0

I am trying to ascertain which independent variables matter the most as they pertain to the dependent variable.

The two methods I have used are giving slightly different answers. I have tried two: correlation matrix and scaled coefficients in a regression.

Needing clarification:

The correlation matrix and regression coefficients are giving me slightly different X-variables that matter the most. Which method would you use? For example:

the correlation matrix shows that crime has a strong negative correlation to income (Y), public transit has a strong positive correlation to income (Y), education has a strong positive correlation to income (Y), and population has a strong positive correlation to income (Y).

the scaled coefficients from the regression show that access to public transit has a strong positive relationship to income (Y), education has a strong positive relationship to income (Y), and access to tutors has a strong positive relationship to income (Y).

correlation with R corrr::correlate(data):

  • crime
  • transit
  • education
  • population

scaled coefficients in regression with R (lm(scale(y)) ~ scale(x1) + scale(x2) + scale(x3)...:

  • transit
  • education
  • tutors

Which would you use? And why? I believe the regression because it specifies an actual relationship. Or would you do something else?
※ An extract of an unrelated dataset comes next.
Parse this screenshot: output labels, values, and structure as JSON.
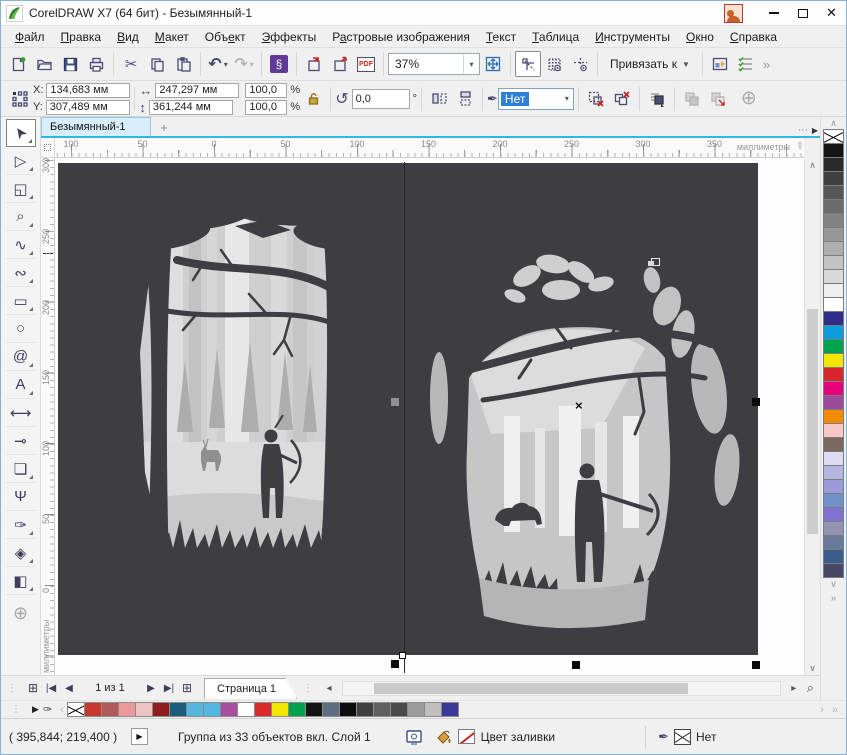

And, I thought that collinearity/high correlation was a problem in regressions which makes these two methods seem at odds with each other. Thank you in advance for any clarification/guidance.

HITHERE
  • 3
  • 2
  • 3
    It is not an either-or choice. Your last paragraph, expanded, is key. The regression coefficients, scaled for units of measurement, are contingent on what other predictors are in the model (and everything else about a model too, especially if the specification is a poor choice). The correlations absolutely aren't. In any case "variable importance" is not a clear-cut thing, although researchers (me too) would really like to know. Contradictory results comparing correlations and regression coefficients are par for the course. Indeed the art is to choose predictors so that signs make sense. – Nick Cox Dec 21 '21 at 15:16
  • 2
    There is no free lunch here. Anything can be misleading or irrelevant. For example, correlations and regressions can be enigmatic because the (conditional) relationship is nonlinear. – Nick Cox Dec 21 '21 at 15:35
  • Understanding this question requires us to appreciate what you mean by "pertain:" could you explain? – whuber Dec 21 '21 at 21:21
  • 2
    See https://stats.stackexchange.com/search?q=regression+strength for the same question as asked in various ways. Due to the ambiguity of your current formulation, I have identified a well-regarded thread that addresses one plausible interpretation of your question. If that doesn't work for you, please indicate in an edit to this post how your interest differs from the duplicate. – whuber Dec 21 '21 at 21:24

2 Answers2

2

With a correlation matrix, you are looking only at the pairwise relationships. Regression analysis tells you about the relationships when considering also the other variables. To give a completely made-up example: say that you're interested in predicting the probability of committing a crime. Having a tattoo, in your dataset, strongly correlates with a crime. However, if you consider in regression analysis both having a tattoo and criminal history, the regression parameter for a tattoo may go to zero as it was only a proxy for loosely identifying gang members. Using pairwise correlations alone should not be a reason for including or excluding features from analysis.

Tim
  • 108,699
  • 20
  • 212
  • 390
1

What you're describing is called Feature Importance. If you search with this keyword, I'm sure you will find a lot of interesting materials, and quite probably someone pointing to Shapley values as a good way to identify good predictors. Other techniques include analyses with permutation, trying to identify the Markov blanket, and so on.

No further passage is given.